Where MacBrightness comes in

The wedge is narrow but real. BetterDisplay built a toolkit; brightness is one item on a long menu. MacBrightness built one tool and stopped there. That means a simpler preference pane, a faster onboarding experience, and a lower price for buyers who only care about one outcome.

If you searched for a BetterDisplay alternative because the app felt like more than you bargained for, that reaction makes sense. Some people want to adjust a setting and move on. They don’t need virtual displays or HiDPI toggles, and they shouldn’t have to pay for them.

MacBrightness costs $5 one time. You set it once, it runs in the background, and your brightness keys work the way you expected them to when you bought a $2,000+ laptop. There’s a free trial too: Splitscreen Mode brightens half your screen at full brightness for free, so you can verify it works before spending anything.

For a deeper look at how MacBrightness compares to other brightness apps, see the best MacBook brightness apps roundup.

Which should you buy?

Choose BetterDisplay Pro if you want more than brightness. If you’re managing external monitors, need custom resolutions, work with a virtual display, or want color controls, BetterDisplay is the right tool. The $21.99 price covers a lot of ground.

Choose MacBrightness if brightness is the job. You get the same 1,600-nit system-wide boost on your existing keys, the same safety story (the HDR range Apple already sustains, no low-level hacks), and the same kind of free trial. You pay $5 once and you’re done. Its free Splitscreen trial also shows you the brighter screen for $0, which BetterDisplay’s free tier can’t, since the boost sits behind the $21.99 Pro license. If you later need scaling, virtual displays, or color tools, you can add BetterDisplay then.

BetterDisplay is a strong app. If a brighter screen is the whole goal, though, $5 does the job and $21.99 buys features you won’t open.

FAQ

Is MacBrightness a good alternative to BetterDisplay for brightness?

If brightness on your MacBook Pro or Pro Display XDR is all you want, MacBrightness is a stronger fit. It does that one job, costs $5 once, and works on your existing keys. BetterDisplay Pro also unlocks XDR brightness, but it's part of a much larger display toolkit at $21.99.

What does BetterDisplay do that MacBrightness doesn't?

BetterDisplay handles HiDPI scaling, custom resolutions, virtual/dummy displays, picture-in-picture, and color management, among other things.

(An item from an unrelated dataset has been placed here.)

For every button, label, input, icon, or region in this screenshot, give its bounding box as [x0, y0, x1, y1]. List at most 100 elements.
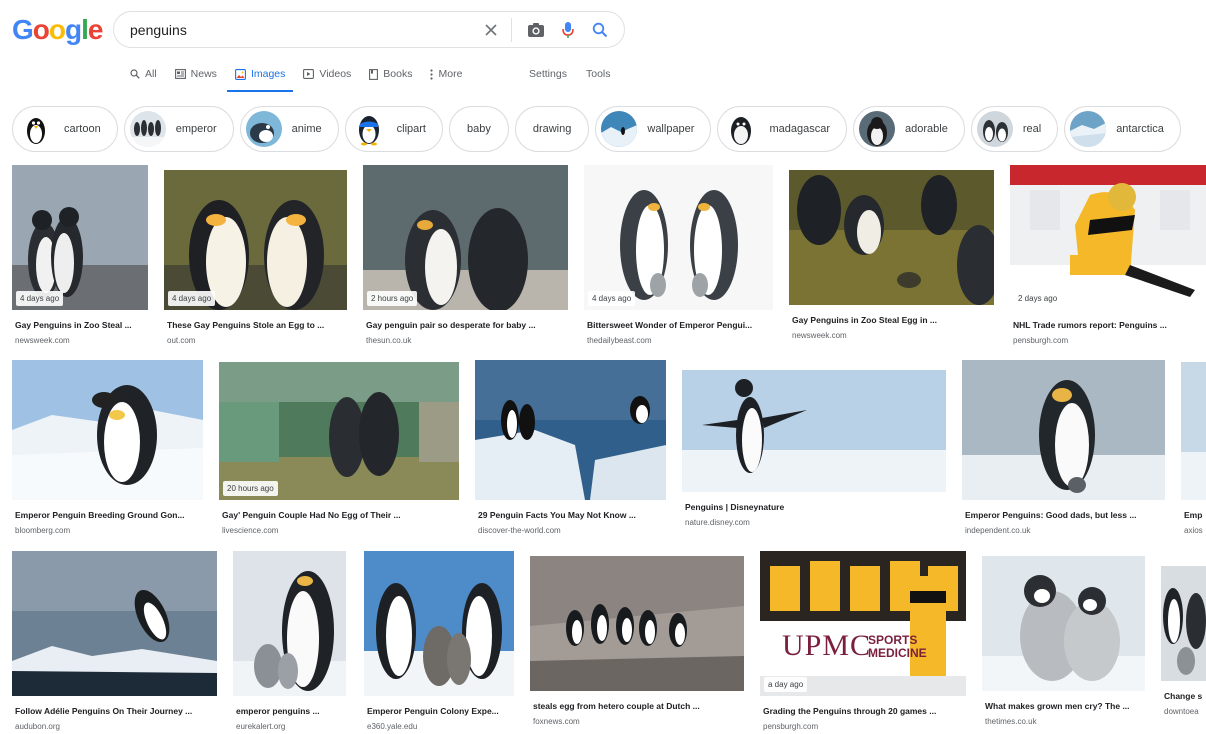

MacBrightness does none of that. If you need any of those features alongside brightness, BetterDisplay Pro is likely the better buy.

Does BetterDisplay unlock XDR brightness for free?

No. XDR brightness upscaling is a Pro feature. The free tier of BetterDisplay covers many display settings, but not the full brightness boost on the MacBook Pro or Pro Display XDR. You need the $21.99 Pro license for that.

Which Macs does MacBrightness work on?

MacBrightness works on the 14-inch and 16-inch MacBook Pro with M-series Pro or Max chips, and on the Pro Display XDR. It requires macOS 13 or later. It won't add brightness to a MacBook Air or an older Intel Mac.

Can I try MacBrightness before buying?

Yes. It opens in Splitscreen Mode, which brightens half your screen to full brightness for free, for as long as you want. That's enough to confirm it works on your Mac before you pay anything.

How does the brightness boost work?

Your MacBook Pro panel can sustain around 1,600 nits for HDR content, but Apple limits standard use to a lower ceiling. Think of it like a car with a speed limiter set below the engine's real top speed. MacBrightness opens that range system-wide, with no low-level hacks, and macOS still pulls back if the panel runs warm.